Review of Hell in Hürtgen Forest: The Ordeal and Triumph of an American Infantry Regiment by Robert Sterling Rush

Eras Journal – Adams, B.: Review of “Hell in Hertgen Forest”

Robert Sterling Rush, Hell in Hürtgen Forest: The Ordeal and Triumph of an American Infantry Regiment.
University Press of Kansas, Kansas, 2001
Isbn 0 7006 1128 2

When I picked up Hell in Hürtgen Forest: The Ordeal and Triumph of an American Infantry Regiment by Robert Sterling Rush, I expected the usual discussion of World War II strategic and operational objectives in Germany and how the U.S. Army commanders led their forces to achieve the same. The only difference would be that the battle in Hürtgen Forest, located south of the city of Aachen near the German-Belgian border, was a lesser known battle preceding the main event, commonly referred to as the ‘Battle of the Bulge’. Instead I found myself all the way at the bottom of the chain of command, at the level where soldiers in squads and platoons carry out the orders to hold a defensive line or attack the enemy. For most of its readers, Hell in Hürtgen will be the closest they will ever be to combat.

Organised in three distinct parts, Hell in Hürtgen lets the reader relive the battle that nearly destroyed the 22d Regiment, 4th Infantry Division. The first part introduces the battlefield, an organisational history of the 22d Regiment, as well as units in the opposing German LXXIV Korps. The author carries this pattern of first treating the American and then the German side throughout the whole book.

At the heart of the book is the day-by-day account of the gruelling fight of the 22d Infantry against elements of the German LXXIV Korps based almost exclusively on primary sources. When I began reading this section, I tried to remember the names of the soldiers as they appeared, but soon gave up when large numbers of them were killed or wounded and replaced with new names. Then it occurred to me that the infantryman in Hürtgen Forest must have felt the same way about his comrades. As his old buddies left, were killed, wounded or injured, he had to start again with a new set of faces, until either he or they were also casualties. In this situation, the small group of surviving veterans, regardless of rank, became the nucleus around which the replacements could coalesce. They, the battle-wise survivors, became what held the units together.

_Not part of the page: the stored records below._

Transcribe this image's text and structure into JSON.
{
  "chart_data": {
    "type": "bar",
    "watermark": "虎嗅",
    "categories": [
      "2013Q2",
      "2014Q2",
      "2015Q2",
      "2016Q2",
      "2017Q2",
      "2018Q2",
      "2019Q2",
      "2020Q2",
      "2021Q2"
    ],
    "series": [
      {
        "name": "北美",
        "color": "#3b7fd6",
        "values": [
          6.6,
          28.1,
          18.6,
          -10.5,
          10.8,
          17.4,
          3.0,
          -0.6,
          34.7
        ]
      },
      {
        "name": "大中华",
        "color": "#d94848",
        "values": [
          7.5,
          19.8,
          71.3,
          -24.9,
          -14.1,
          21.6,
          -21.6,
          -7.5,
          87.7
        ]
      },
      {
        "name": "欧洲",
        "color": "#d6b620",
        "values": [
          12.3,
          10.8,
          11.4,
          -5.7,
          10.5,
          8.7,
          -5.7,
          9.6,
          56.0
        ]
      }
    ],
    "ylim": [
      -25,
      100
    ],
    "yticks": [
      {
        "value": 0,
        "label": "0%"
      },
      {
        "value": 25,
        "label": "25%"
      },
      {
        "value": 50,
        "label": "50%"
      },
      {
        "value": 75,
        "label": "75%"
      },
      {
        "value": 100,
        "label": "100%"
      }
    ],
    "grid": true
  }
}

The same kind of initial confusion was true for locations. Even though the book provides maps of the terrain and tracks each company’s advance, I quickly became disoriented. Again, the soldiers in the 22d must have encountered the same problems finding their way around the dark, densely grown forest; Rush describes several instances of units becoming misdirected in the forest and of how soldiers became lost between the rear and frontlines.

For the German side, which for lack of surviving primary sources is treated in less detail, the reader gains insight into the growing problems the Wehrmacht encountered in replacing killed and wounded soldiers. As Rush shows, the German solution of absorption and consolidation of exhausted units into newly arriving ones decreased combat effectiveness because the new formations were a conglomeration of groups of soldiers unable to identify with their new unit, commanded by officers who neither knew them nor the terrain of the battlefield.

In his analysis, Rush further develops his own theory about small unit cohesion and disproves the long standing, often repeated and therefore presumed true, assertions about the superiority of the German infantry and the ineffectiveness of the American replacement system. Retracing the battle in Hürtgen Forest for both the 22d and the German units on a day-by-day basis, the author demonstrates that the American system of keeping units in the line while replacements filled the ranks as soon as possible prevented the loss of combat effectiveness that plagued the German units. Rush based his analysis on extensive research of primary sources such as interviews with American and German infantrymen, ‘after-action’ reports and, the often ignored, ‘morning’ reports. Rush, a self described “…retired Command Sergeant Major with a Ph.D.,” enriches his narrative with insights from his own experience as an infantryman who served part of his career with the 22d Infantry.